HMRC has published the December 2016 Trusts and Estates newsletter. This issue contains seven articles:
Changes to ramp up the penalty regime for offshore non-compliance, introduced by Finance Act 2015, will now start to affect trusts and estates work. Where any inheritance tax (IHT) chargeable event occurs on or after 1 April 2016, any inaccurate return involving an omitted offshore asset or offshore transfer is within this regime. Additionally, there is now an ‘offshore asset move’ penalty for moving hidden offshore assets from one territory to another in order to evade discovery by HMRC.
Finance Bill 2016
HMRC answers some queries about the abolition of dividend tax credits and the new rates of income tax on dividends, which applied from 6 April 2017. The queries are about dividends received in estates before or after the date of change, and the effect on trustees of discretionary trusts.
In 2017 HMRC is going to introduce an online Trusts Register which will provide a single point of access for trustees and their agents to register trusts and update their records. This will replace the current paper 41G form and the ad hoc process for trustees to notify changes in circumstances.
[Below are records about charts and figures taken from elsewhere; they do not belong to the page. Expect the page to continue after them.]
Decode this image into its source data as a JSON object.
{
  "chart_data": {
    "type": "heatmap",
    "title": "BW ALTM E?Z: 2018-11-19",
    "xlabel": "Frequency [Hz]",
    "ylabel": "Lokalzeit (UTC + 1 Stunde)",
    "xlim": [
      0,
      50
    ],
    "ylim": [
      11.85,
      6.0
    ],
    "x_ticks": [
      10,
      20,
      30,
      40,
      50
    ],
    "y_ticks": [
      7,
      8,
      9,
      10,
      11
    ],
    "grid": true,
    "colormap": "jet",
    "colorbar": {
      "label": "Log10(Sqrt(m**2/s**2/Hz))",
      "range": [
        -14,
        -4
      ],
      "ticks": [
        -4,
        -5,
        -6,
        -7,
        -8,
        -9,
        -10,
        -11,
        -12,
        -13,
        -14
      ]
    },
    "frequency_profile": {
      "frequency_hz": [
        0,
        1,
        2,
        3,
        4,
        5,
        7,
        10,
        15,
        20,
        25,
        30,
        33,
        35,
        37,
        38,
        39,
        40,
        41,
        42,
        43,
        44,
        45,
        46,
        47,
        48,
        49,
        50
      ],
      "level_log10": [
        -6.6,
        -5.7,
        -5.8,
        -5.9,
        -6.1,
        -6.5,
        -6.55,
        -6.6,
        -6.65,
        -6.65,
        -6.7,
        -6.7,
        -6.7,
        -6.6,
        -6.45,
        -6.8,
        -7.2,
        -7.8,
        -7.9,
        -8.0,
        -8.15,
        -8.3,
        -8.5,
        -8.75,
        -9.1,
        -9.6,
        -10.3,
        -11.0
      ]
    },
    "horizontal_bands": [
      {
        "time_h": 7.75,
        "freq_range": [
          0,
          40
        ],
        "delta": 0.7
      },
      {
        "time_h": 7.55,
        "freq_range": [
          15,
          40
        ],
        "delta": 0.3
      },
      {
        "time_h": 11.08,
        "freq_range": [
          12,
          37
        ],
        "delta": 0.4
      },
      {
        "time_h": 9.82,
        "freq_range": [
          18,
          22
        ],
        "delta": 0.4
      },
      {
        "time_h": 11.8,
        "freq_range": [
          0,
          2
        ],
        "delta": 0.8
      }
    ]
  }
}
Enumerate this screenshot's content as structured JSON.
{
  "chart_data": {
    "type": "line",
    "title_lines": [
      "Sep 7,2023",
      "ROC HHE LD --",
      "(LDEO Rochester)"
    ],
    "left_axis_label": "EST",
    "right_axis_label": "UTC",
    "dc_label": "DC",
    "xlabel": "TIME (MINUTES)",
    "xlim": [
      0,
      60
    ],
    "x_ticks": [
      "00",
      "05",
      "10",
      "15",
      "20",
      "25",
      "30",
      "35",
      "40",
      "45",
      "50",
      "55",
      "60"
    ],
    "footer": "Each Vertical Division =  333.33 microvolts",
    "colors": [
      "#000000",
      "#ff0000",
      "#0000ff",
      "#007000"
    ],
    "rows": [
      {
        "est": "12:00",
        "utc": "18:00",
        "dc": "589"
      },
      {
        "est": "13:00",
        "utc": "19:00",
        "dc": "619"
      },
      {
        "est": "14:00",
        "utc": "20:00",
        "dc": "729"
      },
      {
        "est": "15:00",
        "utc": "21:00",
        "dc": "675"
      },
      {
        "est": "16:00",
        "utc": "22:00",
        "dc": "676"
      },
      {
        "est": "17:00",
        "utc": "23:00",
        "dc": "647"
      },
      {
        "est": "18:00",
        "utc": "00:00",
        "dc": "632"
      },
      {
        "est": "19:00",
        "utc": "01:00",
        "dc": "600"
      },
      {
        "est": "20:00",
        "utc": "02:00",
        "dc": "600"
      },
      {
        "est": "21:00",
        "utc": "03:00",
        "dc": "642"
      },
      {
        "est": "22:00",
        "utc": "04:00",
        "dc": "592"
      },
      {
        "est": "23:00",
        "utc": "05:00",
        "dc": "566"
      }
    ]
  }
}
Excepted estates: sales of property during administration period
HMRC deals with various questions about excepted estates and the sale of properties some time after the date of death, where the sale price achieved is higher than the figure reported to HMRC in the IHT205 form. The article considers both IHT and CGT issues.
Errors relating to trusts: rectification, mistake and Hastings-Bass
HMRC provides guidance for agents on how to contact HMRC where a taxpayer is considering seeking a trust law remedy in a court of equity. The remedy sought may be rectification of the deed, correction of a mistake, or overturning the trustees’ actions under the principle in Hastings-Bass. In all cases, the parties may ask HMRC if it wants to be joined in the proceedings. It seems that letters on these matters are not always reaching the right place in HMRC. Agents are asked to use the addresses which HMRC sets out in this article and to specify whether their claim falls under rectification, mistake or Hasting- Bass.
The private beta trial of the first stages of IHT Online, a digital service to help those needing to apply for a grant of probate, is almost complete. When launched the service will initially be available to personal applicants applying as executors, where there is no IHT to pay and they are applying for a grant of probate in England or Wales. The service will be expanded to deal with more complex cases.
HMRC is working on updating the existing IHT400 suite of forms to accommodate the Residence Nil Rate Band from April 2017. This will continue to be a paper based process initially while work continues on expanding the IHT Online service.
Requesting details of a deceased’s personal tax affairs
HMRC Trusts and Estates is an increasing number of requests for the final income tax position of a deceased, but is not in a position to provide this information.